$13 billion sounds like a boatload of bucks to me. And it is.: "The settlement amounts to roughly half the bank's annual profit," report Ben Protess and Jessica Silver-Greenberg in a DealBook piece in today's New York Times. The writers quote US Attorney General Eric Holder:
The size and scope of this resolution should send a clear signal that the Justice Department’s financial fraud investigations are far from over. No firm, no matter how profitable, is above the law, and the passage of time is no shield from accountability.
But the "size and scope" of the settlement isn't quite as rich as it appears at first.
For one thing, it includes a $4 billion settlement reached earlier this fall with the Federal Housing Finance Agency. So it's really a $9 billion settlement.
Still pretty good, right? An acknowledgement that things got crazy out of whack, right? Not really.
As Matthew Yglesias points out in his article for Slate, "just $2 billion takes the form of an actual fine." (I like that "just"!) As for the rest: "The $7 billion in other compensatory payments Morgan will have to make is tax deductible, which assuming they've got smart accountants and lawyers working for them will reduce the real pain by somewhere in the $2-$3 billion range."

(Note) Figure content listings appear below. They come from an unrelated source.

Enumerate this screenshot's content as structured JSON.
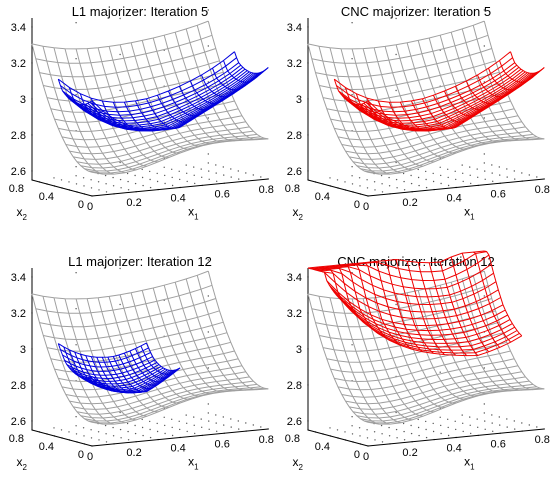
{
  "chart_data": [
    {
      "type": "surface",
      "title": "L1 majorizer: Iteration 5",
      "xlabel": "x",
      "xlabel_sub": "1",
      "ylabel": "x",
      "ylabel_sub": "2",
      "z_ticks": [
        "2.6",
        "2.8",
        "3",
        "3.2",
        "3.4"
      ],
      "x1_ticks": [
        "0",
        "0.2",
        "0.4",
        "0.6",
        "0.8"
      ],
      "x2_ticks": [
        "0",
        "0.4",
        "0.8"
      ],
      "zlim": [
        2.55,
        3.45
      ],
      "x1lim": [
        0,
        0.8
      ],
      "x2lim": [
        0,
        0.8
      ],
      "series": [
        {
          "color": "#a0a0a0",
          "function": "cost",
          "x1_range": [
            0,
            0.8
          ],
          "x2_range": [
            0,
            0.8
          ]
        },
        {
          "color": "#0000dd",
          "function": "majorizer",
          "center": [
            0.4,
            0.4
          ],
          "x1_range": [
            0,
            0.8
          ],
          "x2_range": [
            0,
            0.45
          ]
        }
      ]
    },
    {
      "type": "surface",
      "title": "CNC majorizer: Iteration 5",
      "xlabel": "x",
      "xlabel_sub": "1",
      "ylabel": "x",
      "ylabel_sub": "2",
      "z_ticks": [
        "2.6",
        "2.8",
        "3",
        "3.2",
        "3.4"
      ],
      "x1_ticks": [
        "0",
        "0.2",
        "0.4",
        "0.6",
        "0.8"
      ],
      "x2_ticks": [
        "0",
        "0.4",
        "0.8"
      ],
      "zlim": [
        2.55,
        3.45
      ],
      "x1lim": [
        0,
        0.8
      ],
      "x2lim": [
        0,
        0.8
      ],
      "series": [
        {
          "color": "#a0a0a0",
          "function": "cost",
          "x1_range": [
            0,
            0.8
          ],
          "x2_range": [
            0,
            0.8
          ]
        },
        {
          "color": "#ee0000",
          "function": "majorizer",
          "center": [
            0.4,
            0.4
          ],
          "x1_range": [
            0,
            0.8
          ],
          "x2_range": [
            0,
            0.45
          ]
        }
      ]
    },
    {
      "type": "surface",
      "title": "L1 majorizer: Iteration 12",
      "xlabel": "x",
      "xlabel_sub": "1",
      "ylabel": "x",
      "ylabel_sub": "2",
      "z_ticks": [
        "2.6",
        "2.8",
        "3",
        "3.2",
        "3.4"
      ],
      "x1_ticks": [
        "0",
        "0.2",
        "0.4",
        "0.6",
        "0.8"
      ],
      "x2_ticks": [
        "0",
        "0.4",
        "0.8"
      ],
      "zlim": [
        2.55,
        3.45
      ],
      "x1lim": [
        0,
        0.8
      ],
      "x2lim": [
        0,
        0.8
      ],
      "series": [
        {
          "color": "#a0a0a0",
          "function": "cost",
          "x1_range": [
            0,
            0.8
          ],
          "x2_range": [
            0,
            0.8
          ]
        },
        {
          "color": "#0000dd",
          "function": "majorizer",
          "center": [
            0.25,
            0.35
          ],
          "x1_range": [
            0,
            0.4
          ],
          "x2_range": [
            0,
            0.45
          ]
        }
      ]
    },
    {
      "type": "surface",
      "title": "CNC majorizer: Iteration 12",
      "xlabel": "x",
      "xlabel_sub": "1",
      "ylabel": "x",
      "ylabel_sub": "2",
      "z_ticks": [
        "2.6",
        "2.8",
        "3",
        "3.2",
        "3.4"
      ],
      "x1_ticks": [
        "0",
        "0.2",
        "0.4",
        "0.6",
        "0.8"
      ],
      "x2_ticks": [
        "0",
        "0.4",
        "0.8"
      ],
      "zlim": [
        2.55,
        3.45
      ],
      "x1lim": [
        0,
        0.8
      ],
      "x2lim": [
        0,
        0.8
      ],
      "series": [
        {
          "color": "#a0a0a0",
          "function": "cost",
          "x1_range": [
            0,
            0.8
          ],
          "x2_range": [
            0,
            0.8
          ]
        },
        {
          "color": "#ee0000",
          "function": "majorizer",
          "center": [
            0.6,
            0.55
          ],
          "x1_range": [
            0,
            0.8
          ],
          "x2_range": [
            0.3,
            0.8
          ]
        }
      ]
    }
  ]
}
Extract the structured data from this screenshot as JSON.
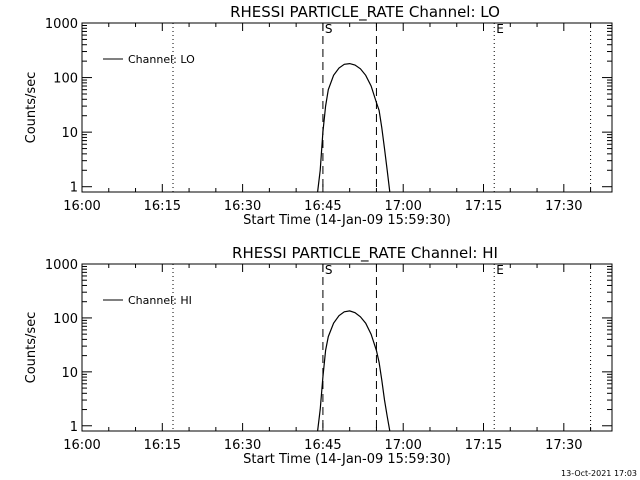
{
  "footer": {
    "timestamp": "13-Oct-2021 17:03"
  },
  "chart_data": [
    {
      "type": "line",
      "title": "RHESSI PARTICLE_RATE Channel: LO",
      "xlabel": "Start Time (14-Jan-09 15:59:30)",
      "ylabel": "Counts/sec",
      "yscale": "log",
      "ylim": [
        0.8,
        1000
      ],
      "xlim": [
        "16:00",
        "17:39"
      ],
      "xticks": [
        "16:00",
        "16:15",
        "16:30",
        "16:45",
        "17:00",
        "17:15",
        "17:30"
      ],
      "yticks": [
        "1",
        "10",
        "100",
        "1000"
      ],
      "legend": {
        "label": "Channel: LO",
        "placement": "top-left"
      },
      "dotted_lines": [
        "16:17",
        "17:17",
        "17:35"
      ],
      "dashed_lines": [
        "16:45",
        "16:55"
      ],
      "markers": [
        {
          "label": "S",
          "at": "16:45"
        },
        {
          "label": "E",
          "at": "17:17"
        }
      ],
      "series": [
        {
          "name": "Channel: LO",
          "x": [
            "16:44",
            "16:44.5",
            "16:45",
            "16:45.5",
            "16:46",
            "16:47",
            "16:48",
            "16:49",
            "16:50",
            "16:51",
            "16:52",
            "16:53",
            "16:54",
            "16:55",
            "16:55.5",
            "16:56",
            "16:56.5",
            "16:57",
            "16:57.5"
          ],
          "values": [
            0.8,
            2,
            10,
            30,
            60,
            110,
            150,
            175,
            180,
            170,
            145,
            110,
            70,
            35,
            25,
            12,
            5,
            2,
            0.8
          ]
        }
      ]
    },
    {
      "type": "line",
      "title": "RHESSI PARTICLE_RATE Channel: HI",
      "xlabel": "Start Time (14-Jan-09 15:59:30)",
      "ylabel": "Counts/sec",
      "yscale": "log",
      "ylim": [
        0.8,
        1000
      ],
      "xlim": [
        "16:00",
        "17:39"
      ],
      "xticks": [
        "16:00",
        "16:15",
        "16:30",
        "16:45",
        "17:00",
        "17:15",
        "17:30"
      ],
      "yticks": [
        "1",
        "10",
        "100",
        "1000"
      ],
      "legend": {
        "label": "Channel: HI",
        "placement": "top-left"
      },
      "dotted_lines": [
        "16:17",
        "17:17",
        "17:35"
      ],
      "dashed_lines": [
        "16:45",
        "16:55"
      ],
      "markers": [
        {
          "label": "S",
          "at": "16:45"
        },
        {
          "label": "E",
          "at": "17:17"
        }
      ],
      "series": [
        {
          "name": "Channel: HI",
          "x": [
            "16:44",
            "16:44.5",
            "16:45",
            "16:45.5",
            "16:46",
            "16:47",
            "16:48",
            "16:49",
            "16:50",
            "16:51",
            "16:52",
            "16:53",
            "16:54",
            "16:55",
            "16:55.5",
            "16:56",
            "16:56.5",
            "16:57",
            "16:57.5"
          ],
          "values": [
            0.8,
            2,
            8,
            25,
            45,
            80,
            110,
            130,
            135,
            125,
            105,
            80,
            50,
            25,
            15,
            7,
            3,
            1.5,
            0.8
          ]
        }
      ]
    }
  ]
}
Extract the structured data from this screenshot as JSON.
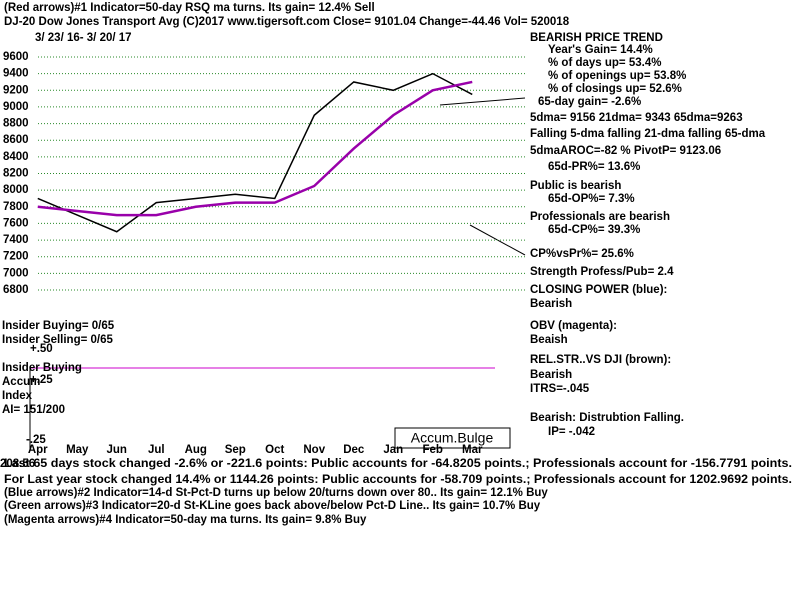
{
  "chart_data": {
    "type": "line",
    "header": "(Red arrows)#1 Indicator=50-day RSQ ma turns.  Its gain= 12.4% Sell",
    "title": "DJ-20   Dow Jones Transport Avg  (C)2017 www.tigersoft.com      Close=  9101.04  Change=-44.46  Vol= 520018",
    "subtitle": "3/ 23/ 16-  3/ 20/ 17",
    "categories": [
      "Apr",
      "May",
      "Jun",
      "Jul",
      "Aug",
      "Sep",
      "Oct",
      "Nov",
      "Dec",
      "Jan",
      "Feb",
      "Mar"
    ],
    "series": [
      {
        "color": "#000000",
        "values": [
          7900,
          7700,
          7500,
          7850,
          7900,
          7950,
          7900,
          8900,
          9300,
          9200,
          9400,
          9150
        ]
      },
      {
        "color": "#9900aa",
        "values": [
          7800,
          7750,
          7700,
          7700,
          7800,
          7850,
          7850,
          8050,
          8500,
          8900,
          9200,
          9300
        ]
      }
    ],
    "ylim": [
      6800,
      9600
    ],
    "yticks": [
      6800,
      7000,
      7200,
      7400,
      7600,
      7800,
      8000,
      8200,
      8400,
      8600,
      8800,
      9000,
      9200,
      9400,
      9600
    ],
    "grid": true,
    "right_panel": [
      "BEARISH PRICE TREND",
      "Year's Gain= 14.4%",
      "% of days up= 53.4%",
      "% of openings up= 53.8%",
      "% of closings up= 52.6%",
      "65-day gain= -2.6%",
      "5dma= 9156 21dma= 9343 65dma=9263",
      "Falling 5-dma falling 21-dma falling 65-dma",
      "5dmaAROC=-82 %  PivotP= 9123.06",
      "65d-PR%= 13.6%",
      "Public is bearish",
      "65d-OP%= 7.3%",
      "Professionals are bearish",
      "65d-CP%= 39.3%",
      "CP%vsPr%=  25.6%",
      "Strength Profess/Pub= 2.4",
      "CLOSING POWER (blue):",
      "Bearish",
      "OBV (magenta):",
      "Beaish",
      "REL.STR..VS DJI (brown):",
      "Bearish",
      "ITRS=-.045",
      "Bearish: Distrubtion Falling.",
      "IP= -.042"
    ],
    "left_labels": [
      "Insider Buying= 0/65",
      "Insider Selling= 0/65",
      "+.50",
      "Insider Buying",
      "Accum",
      "+.25",
      "Index",
      "AI= 151/200",
      "-.25"
    ],
    "annotation": "Accum.Bulge",
    "footer": [
      "208.56",
      "Last 65 days stock changed -2.6% or -221.6 points:  Public accounts for -64.8205 points.;  Professionals account for -156.7791 points.",
      "For Last year stock changed  14.4% or  1144.26 points:  Public accounts for -58.709 points.;  Professionals account for  1202.9692 points.",
      "(Blue arrows)#2 Indicator=14-d St-Pct-D turns up below 20/turns down over 80.. Its gain= 12.1% Buy",
      "(Green arrows)#3 Indicator=20-d St-KLine goes back above/below Pct-D Line.. Its gain= 10.7% Buy",
      "(Magenta arrows)#4 Indicator=50-day ma turns.  Its gain= 9.8% Buy"
    ]
  }
}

And as David Dayen writes for Salon (full article, here),
Nearly half of the [$9 billion] figure comes in the form of “mortgage relief,” which an independent monitor (and what’s so independent about a monitor chosen by the bank?) has four years to distribute. Any time you extend the time horizon of a penalty, you’re reducing its real value.
Sigh.
The government had earlier claimed that it was holding out for an admission of guilt, but in the final statement, JP Morgan Chase admitted to no violations of law. Thankfully, Justice did get a concession that the bank would not try to recoup any of the $13 billion from the Federal Deposit Insurance Corporation (yes, you read that right. New definition of chutzpah!)
Tony West, a senior Justice Department official who worked on this "deal", apparently believes that steep fines will discourage repeat bad behavior.
I wish I thought he was right.
Instead, I'll agree with Bart Naylor, a policy advocate at Public Citizen, whom Protess and Silver-Greenberg quote: "Unless you hold the executives accountable, it really is just the cost of doing business."